Why would you make a whole class sealed/final?

2019-04-22 05:11发布

问题:

I understand the motivation for making individual methods of a class sealed/final, but what purpose does completely prohibiting inheritance from the class serve? While allowing overriding of certain methods can cause bad things to happen, I can't see how allowing inheritance from your class purely to add behavior to it without overriding existing behavior could ever be a bad thing. If you really want to disallow overriding anything in your class, why not just make every method final but still allow inheritance for the purpose of adding behavior?

回答1:

An organisation/software dev team might want to enforce certain coding standards. For example, in order to improve readability, they might only want attribute X of class Y to be modified with method Z and nothing else. If the class were not final, some developer might extend class Y and add method W, which could modify X in a different way and cause confusion and delay when it came to comprehending the code written.



回答2:

There are some good discussions about this in the "Why String is final in Java" question: Why is String class declared final in Java?

The basic summary in that case is, String is immutable, and if it could be subclassed, the subclass might make it mutable.



回答3:

More generally, a class can be made final in order to preserve the invariants that make it work. I highly recommend Joshua Bloch's "Effective Java" for an excellent discussion on this and related issues.



回答4:

Think about it this way: You spent your last 3 months working on a base class for your own framework that others are going to use, and the whole consistency of the framework is based on the code written in this class, modifying this class may cause bugs, errors, and misbehavior of your framework, how do you prevent your great programmers from extending it and override one of its methods?

In addition to this there are class that are supposed to be immutable, such as the java.lang.String class in Java, extending it and changing its behavior could make a big mess!

Finally sometimes setting a class or method as final will increase performance, but I never tested it, and don't see any reason on earth to make a class/method final for a very very tiny performance gain that is equal to zero compared to the time needed to do other stuff in the program.



回答5:

I think it depends.

If I have an internal application I wouldn't use the final on class level by default. Code just gets too cluttered. In some circumstances final modifier is even really annoying, if I want to refactor safely (see the programming by difference term). In some cases the 'default-final-mania' made big problems when I tried to refactor.

On the other hand if I design an api/framework where code is more extension-driven I would use final for classes 'more aggressively'. Here wrong extension can be a big problem and the 'final' modifier is a safe way to avoid such programming mistakes.

But I am just opposed to say use 'final' by default like many do. It has often more drawbacks as advantages. To me defaults should be 'sensible and more common setting'.



回答6:

As far as I know, it's about maintining invariants.

In an analogous situation, for example, you could let your attributes public, but then you'd lose control over their values because clients would be able to change them directly, breaking some properties you'd like to maintain. So, the same way you prohibit clients from accessing some (most actually) fields directly in order to maintain some invariant, you also make your class/method final to maintain some invariant about it.

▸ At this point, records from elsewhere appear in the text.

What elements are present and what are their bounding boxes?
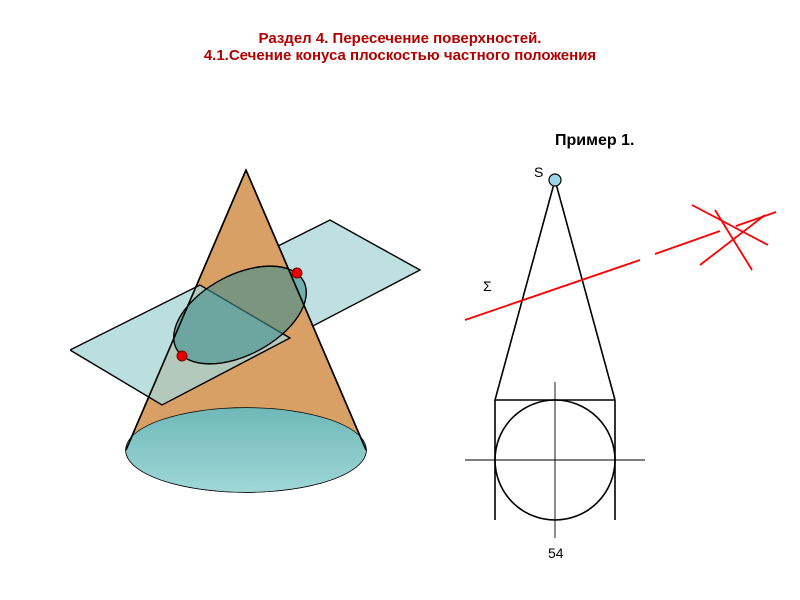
cross-line-2 — [715, 210, 752, 270]
apex-marker — [549, 174, 561, 186]
intersection-point-2 — [292, 268, 302, 278]
title-line-1: Раздел 4. Пересечение поверхностей. — [0, 30, 800, 47]
left-3d-figure — [70, 140, 430, 540]
title-line-2: 4.1.Сечение конуса плоскостью частного п… — [0, 47, 800, 64]
title-block: Раздел 4. Пересечение поверхностей. 4.1.… — [0, 30, 800, 64]
page-number: 54 — [548, 545, 564, 561]
red-cross-mark — [690, 195, 780, 285]
sigma-label: Σ — [483, 278, 492, 294]
intersection-point-1 — [177, 351, 187, 361]
example-label: Пример 1. — [555, 132, 634, 150]
cone-base-ellipse-shade — [126, 408, 366, 492]
s-label: S — [534, 164, 543, 180]
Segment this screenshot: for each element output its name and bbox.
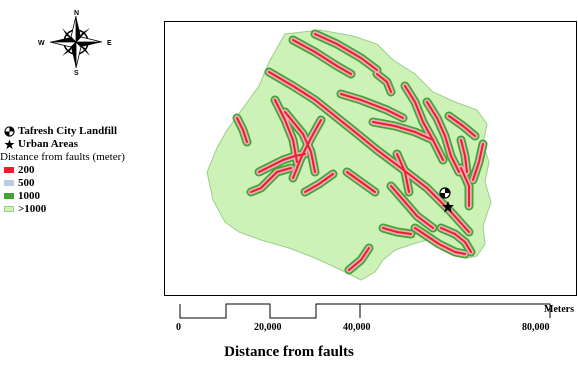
fault-core-24: [390, 185, 434, 229]
fault-core-17: [396, 153, 410, 193]
compass-w: W: [38, 40, 45, 47]
compass-e: E: [107, 40, 112, 47]
fault-core-26: [376, 73, 392, 93]
fault-core-8: [404, 85, 444, 161]
map-title: Distance from faults: [224, 344, 354, 360]
fault-core-16: [346, 171, 376, 193]
fault-core-13: [258, 153, 306, 173]
fault-core-10: [448, 115, 476, 137]
legend-swatch-500: [4, 180, 14, 186]
fault-core-22: [348, 247, 370, 271]
legend-class-1000: 1000: [0, 190, 168, 203]
legend-swatch-1000: [4, 193, 14, 199]
fault-core-0: [292, 39, 352, 75]
fault-buffers: [232, 29, 488, 275]
fault-core-23: [236, 117, 248, 143]
legend-class-label: 200: [18, 164, 35, 176]
fault-core-4: [284, 111, 316, 173]
map-legend: Tafresh City Landfill Urban Areas Distan…: [0, 125, 168, 216]
legend-class-gt1000: >1000: [0, 203, 168, 216]
urban-area-star-icon: [442, 201, 454, 213]
landfill-marker-icon: [439, 187, 451, 199]
fault-distance-map: [206, 29, 492, 281]
scale-label-40000: 40,000: [343, 322, 371, 333]
fault-core-5: [292, 119, 322, 179]
north-arrow-compass: N S E W: [34, 8, 118, 77]
legend-class-label: 500: [18, 177, 35, 189]
legend-urban-label: Urban Areas: [18, 138, 78, 150]
map-frame: [164, 21, 577, 296]
scale-label-80000: 80,000: [522, 322, 550, 333]
fault-core-15: [304, 173, 334, 193]
fault-core-18: [382, 227, 412, 235]
fault-core-25: [440, 227, 456, 235]
legend-class-500: 500: [0, 177, 168, 190]
legend-swatch-gt1000: [4, 206, 14, 212]
compass-star-icon: [49, 15, 103, 69]
scale-bar-graphic: [179, 303, 551, 319]
fault-core-7: [372, 121, 434, 141]
scale-unit: Meters: [544, 304, 574, 315]
legend-class-label: 1000: [18, 190, 40, 202]
scale-bar: 0 20,000 40,000 80,000 Meters: [170, 300, 578, 340]
compass-s: S: [74, 70, 79, 76]
legend-landfill-label: Tafresh City Landfill: [18, 125, 118, 137]
legend-heading: Distance from faults (meter): [0, 151, 168, 164]
compass-n: N: [74, 10, 79, 17]
star-icon: [4, 139, 15, 150]
legend-heading-label: Distance from faults (meter): [0, 151, 125, 163]
fault-core-3: [274, 99, 298, 163]
fault-core-20: [454, 233, 472, 253]
legend-swatch-200: [4, 167, 14, 173]
fault-core-12: [472, 143, 484, 181]
legend-landfill: Tafresh City Landfill: [0, 125, 168, 138]
fault-core-19: [414, 227, 466, 255]
fault-core-9: [426, 101, 460, 173]
fault-core-2: [268, 71, 470, 233]
fault-core-14: [250, 167, 292, 193]
legend-class-label: >1000: [18, 203, 47, 215]
legend-class-200: 200: [0, 164, 168, 177]
fault-core-6: [340, 93, 404, 119]
landfill-symbol-icon: [4, 126, 15, 137]
fault-core-21: [460, 167, 470, 207]
fault-core-11: [460, 139, 468, 173]
fault-core-1: [314, 33, 378, 71]
scale-label-0: 0: [176, 322, 181, 333]
legend-urban: Urban Areas: [0, 138, 168, 151]
scale-label-20000: 20,000: [254, 322, 282, 333]
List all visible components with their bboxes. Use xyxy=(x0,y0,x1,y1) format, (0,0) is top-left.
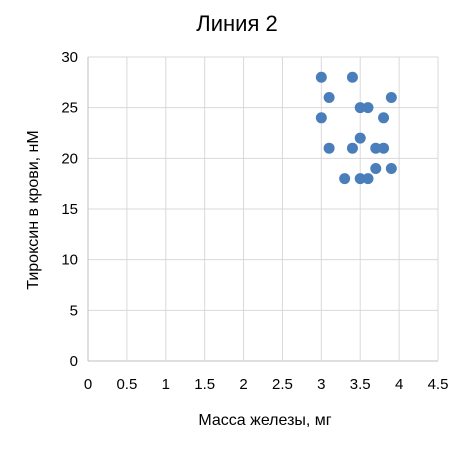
data-point xyxy=(323,92,335,104)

A common example I see has to do with immutability, which can be broken if a class isn't final.

The problem is not really when a user extends a class and uses it only in his system, living with his own "mess" isolated from everything else. The real problem has to do with the fact that classes/methods/attributes/objects/... don't exist in isolation.

Say you have a collection of classes CC1 which colaborates towards some goal, and one of those classes CC1_A should "produce" only immutable objects (or anyother invariant you'd like). Then you go ahead and extend CC1_A, making CC2_AX (extended A in a second class collection). What you can do now is use CC1 stuff passing a CC2_AX where a CC1_A is required. However, CC1 was built assuming CC1_A objects are immutable, but your CC2_AX objects aren't (assume they aren't just for the sake of the example). This can lead to serious trouble in your program. Such issue can happen even internally in a class. For example, methods of CC1_A are probably going to assume CC1_A objects are immutable, so methods of CC2_AX which came from CC1_A can potentially fail because CC2_AX breaks the immutability property.

In our systems, today, we have many classes and a lot of what we do goes implicitly. So we don't always think of the invariants we'd like to maintain. This doesn't make things easier.

By the way, some other invariants include things like:

  • The sort method should be stable.
  • The <such> method uses the <other such> algorithm.
  • This <class> List implementation should use simply linked list implementation as described <some place>.

It goes on and on. Some classes are useful only because they maintain stronger invariants (for example, the use of a particular algorithm), and extension allows people to easily break that sort of thing. And a reason why this is all a problem has to do with these things not living in isolation.